Kafka messages are then consumed by apigatewaysvc and synced to API7 through admin API calls to api7-dashboard-svc.

For some services, Merchants raise a support ticket to increase rate limits which are fulfilled by SRE Engineer via the internal dashboard.

Achievements after Using API7 Enterprise

Compared with Cashfree's previous API gateway, the new API7 Enterprise solution delivers measurable enhancements across several key areas:

• Streamlined Migration and Management: Owing to its architectural similarity to Cashfree's prior gateway setup, API7 Enterprise significantly simplified the migration process and ongoing configuration. This familiarity reduced learning curves and accelerated deployment.

• Comprehensive Monitoring and Actionable Metrics: The platform offers advanced observability features, exposing critical metrics that enable data-driven decisions for scaling and optimizing performance.

• Strengthened Operational Reliability: Built-in enterprise support ensures rapid issue resolution, minimizing potential downtime and reinforcing system stability.

Since implementation, the Cashfree team observed significant operational and financial benefits:

• Reduced Overhead: Simplified management and faster configuration reduce engineering effort.
• Faster Troubleshooting: Dedicated support leads to quicker incident resolution.
• Increased Developer Productivity: Integrated features and custom plugins accelerate service development.
• Improved Cost Efficiency: The scalable pricing model aligns with traffic growth, avoiding the disproportionate cost increases seen with the previous gateway.

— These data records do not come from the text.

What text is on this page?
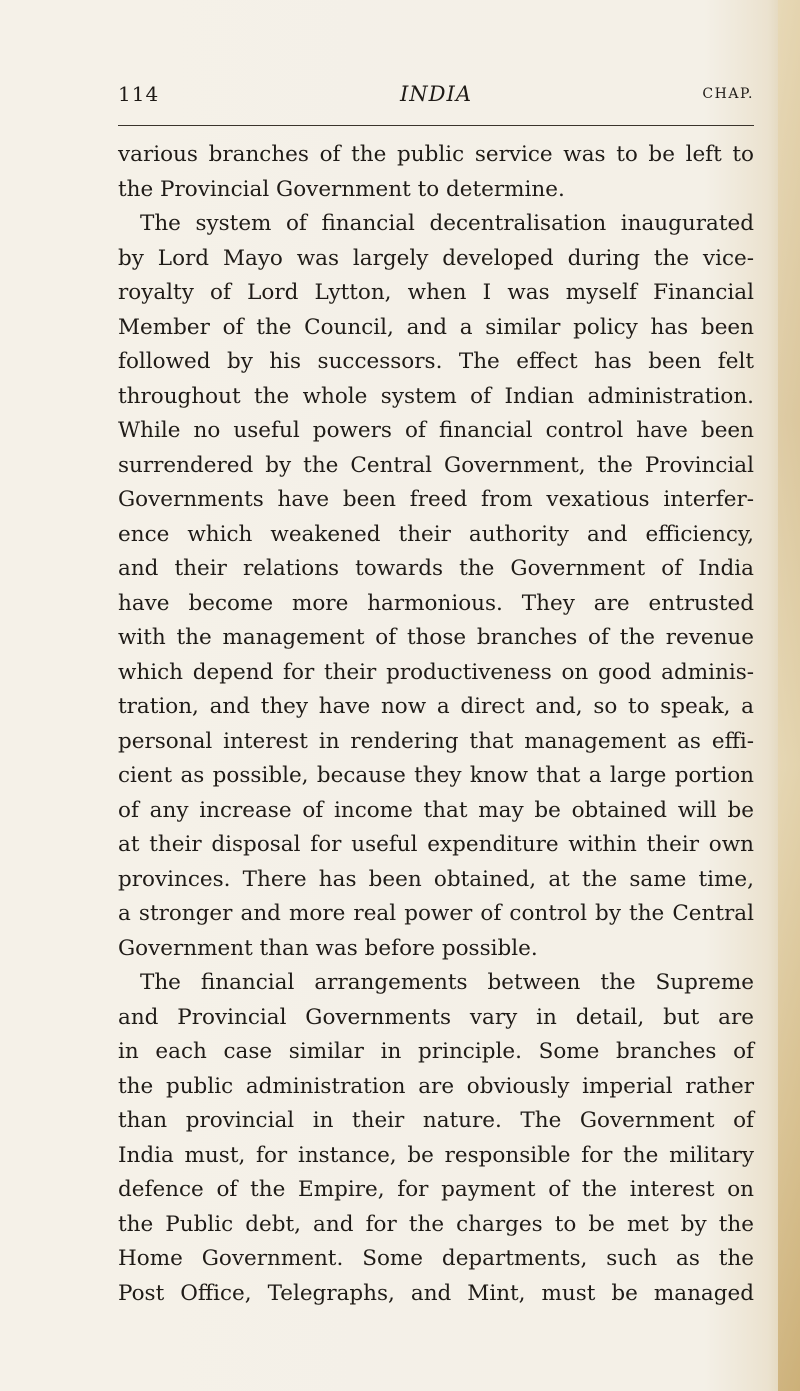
114	INDIA	CHAP.
various branches of the public service was to be left to
the Provincial Government to determine.
The system of financial decentralisation inaugurated
by Lord Mayo was largely developed during the vice-
royalty of Lord Lytton, when I was myself Financial
Member of the Council, and a similar policy has been
followed by his successors. The effect has been felt
throughout the whole system of Indian administration.
While no useful powers of financial control have been
surrendered by the Central Government, the Provincial
Governments have been freed from vexatious interfer-
ence which weakened their authority and efficiency,
and their relations towards the Government of India
have become more harmonious. They are entrusted
with the management of those branches of the revenue
which depend for their productiveness on good adminis-
tration, and they have now a direct and, so to speak, a
personal interest in rendering that management as effi-
cient as possible, because they know that a large portion
of any increase of income that may be obtained will be
at their disposal for useful expenditure within their own
provinces. There has been obtained, at the same time,
a stronger and more real power of control by the Central
Government than was before possible.
The financial arrangements between the Supreme
and Provincial Governments vary in detail, but are
in each case similar in principle. Some branches of
the public administration are obviously imperial rather
than provincial in their nature. The Government of
India must, for instance, be responsible for the military
defence of the Empire, for payment of the interest on
the Public debt, and for the charges to be met by the
Home Government. Some departments, such as the
Post Office, Telegraphs, and Mint, must be managed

Together, these improvements have enhanced system performance and developer agility, and delivered substantial cost savings as we continue to scale.

Conclusion

During the testing phase, the API7 team provided dedicated support to Cashfree. The effectiveness of the API7 solution—and the emphasis on building a long-term partnership rather than rushing the process—convinced Cashfree to move forward. The resulting migration was executed smoothly and contributed to notable improvements in developer productivity, operational simplicity, and cost savings at Cashfree.

Over the coming year, the Cashfree team aims to reinforce and broaden its platform layer, with key initiatives focusing on:

• Scaling platform services to support increased traffic and business expansion.
• Enhancing the developer experience through modular, reusable components.
• Strengthening security and compliance features to keep pace with regulatory changes.
• Investing in reliability and observability to maintain consistent performance at scale.
• Exploring advanced API management capabilities to optimize traffic handling and integration processes.

These efforts are geared toward building a more resilient, developer-friendly, and cost-efficient platform, with the ultimate objective of accelerating innovation at Cashfree.